Most corporate tax preferences benefit all corporations, while about one-fifth target specific sectors. Oil and gas companies receive almost $3 billion in tax breaks, according to the tax research group, compared with about $11 billion aimed at the renewable-energy industry.

In December, a bipartisan debt commission created by Mr. Obama called for ending $1 trillion in breaks for both individuals and corporations, but the 11-7 vote in favor of the plan fell short of the margin needed to advance it to Congress. The panel’s proposal would have used the savings to help reduce projected deficits by $4 trillion in the coming decade.

Sen. Orrin G. Hatch, the ranking Republican on the Senate Finance Committee, said lawmakers should look at ending special tax breaks in the corporate and the individual tax codes but said that shouldn’t be an excuse to pour the money back into the federal government.

“We should not use tax reform as a means of raising more money to spend. After all, Washington has a spending problem, not a revenue problem,” said Mr. Hatch, Utah Republican.

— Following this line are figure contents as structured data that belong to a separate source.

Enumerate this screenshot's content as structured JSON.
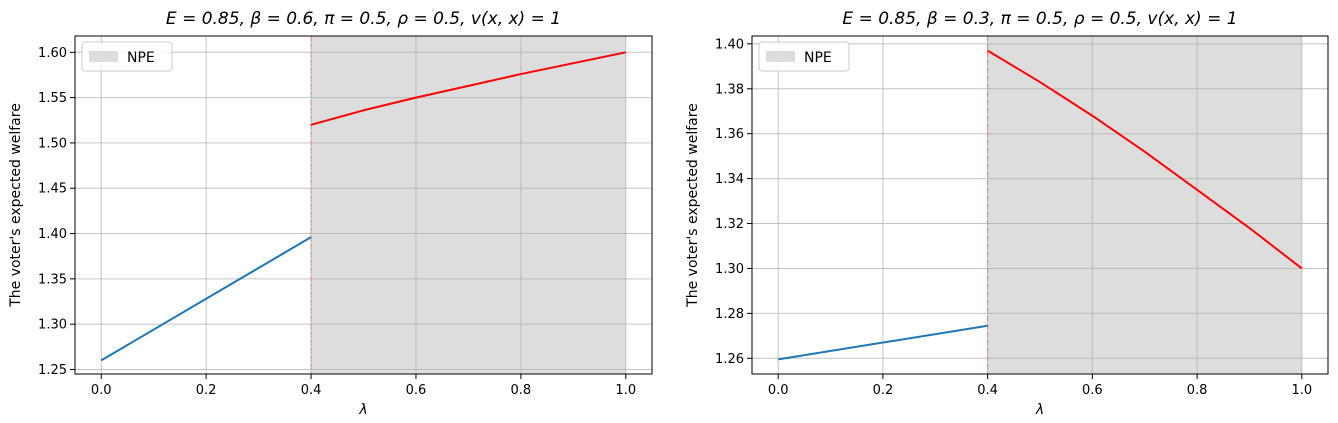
{
  "chart_data": [
    {
      "type": "line",
      "title": "E = 0.85, β = 0.6, π = 0.5, ρ = 0.5, v(x, x) = 1",
      "xlabel": "λ",
      "ylabel": "The voter's expected welfare",
      "xlim": [
        -0.05,
        1.05
      ],
      "ylim": [
        1.245,
        1.618
      ],
      "xticks": [
        0.0,
        0.2,
        0.4,
        0.6,
        0.8,
        1.0
      ],
      "xtick_labels": [
        "0.0",
        "0.2",
        "0.4",
        "0.6",
        "0.8",
        "1.0"
      ],
      "yticks": [
        1.25,
        1.3,
        1.35,
        1.4,
        1.45,
        1.5,
        1.55,
        1.6
      ],
      "ytick_labels": [
        "1.25",
        "1.30",
        "1.35",
        "1.40",
        "1.45",
        "1.50",
        "1.55",
        "1.60"
      ],
      "grid": true,
      "legend_position": "top-left",
      "shaded_region": {
        "label": "NPE",
        "x_start": 0.4,
        "x_end": 1.0,
        "color": "#dddddd"
      },
      "threshold_line": {
        "x": 0.4,
        "color": "#e08080"
      },
      "series": [
        {
          "color": "#1f77b4",
          "points": [
            [
              0.0,
              1.26
            ],
            [
              0.4,
              1.396
            ]
          ]
        },
        {
          "color": "#ff0000",
          "points": [
            [
              0.4,
              1.52
            ],
            [
              0.5,
              1.536
            ],
            [
              0.6,
              1.55
            ],
            [
              0.7,
              1.563
            ],
            [
              0.8,
              1.576
            ],
            [
              0.9,
              1.588
            ],
            [
              1.0,
              1.6
            ]
          ]
        }
      ]
    },
    {
      "type": "line",
      "title": "E = 0.85, β = 0.3, π = 0.5, ρ = 0.5, v(x, x) = 1",
      "xlabel": "λ",
      "ylabel": "The voter's expected welfare",
      "xlim": [
        -0.05,
        1.05
      ],
      "ylim": [
        1.253,
        1.4035
      ],
      "xticks": [
        0.0,
        0.2,
        0.4,
        0.6,
        0.8,
        1.0
      ],
      "xtick_labels": [
        "0.0",
        "0.2",
        "0.4",
        "0.6",
        "0.8",
        "1.0"
      ],
      "yticks": [
        1.26,
        1.28,
        1.3,
        1.32,
        1.34,
        1.36,
        1.38,
        1.4
      ],
      "ytick_labels": [
        "1.26",
        "1.28",
        "1.30",
        "1.32",
        "1.34",
        "1.36",
        "1.38",
        "1.40"
      ],
      "grid": true,
      "legend_position": "top-left",
      "shaded_region": {
        "label": "NPE",
        "x_start": 0.4,
        "x_end": 1.0,
        "color": "#dddddd"
      },
      "threshold_line": {
        "x": 0.4,
        "color": "#e08080"
      },
      "series": [
        {
          "color": "#1f77b4",
          "points": [
            [
              0.0,
              1.2595
            ],
            [
              0.4,
              1.2745
            ]
          ]
        },
        {
          "color": "#ff0000",
          "points": [
            [
              0.4,
              1.397
            ],
            [
              0.5,
              1.383
            ],
            [
              0.6,
              1.368
            ],
            [
              0.7,
              1.352
            ],
            [
              0.8,
              1.335
            ],
            [
              0.9,
              1.318
            ],
            [
              1.0,
              1.3
            ]
          ]
        }
      ]
    }
  ]
}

Some analysts argue that rolling back corporate tax breaks wouldn’t do nearly enough. Eric Toder, a fellow at the Urban Institute, said policymakers should instead repeal tax breaks for corporate shareholders to help deal with the problem of international tax avoidance.

“I’m not arguing against the desirability of closing some preferences and using it to buy down the corporate rate — I just don’t think it’s going to get you that far. The way corporations are able to get away from paying taxes is a problem that’s much more fundamental,” Mr. Toder said, citing the example of global Internet giant Google Inc., which was able legally to lower its overseas tax rate to 2.4 percent through accounting techniques that moved its foreign profits through various countries.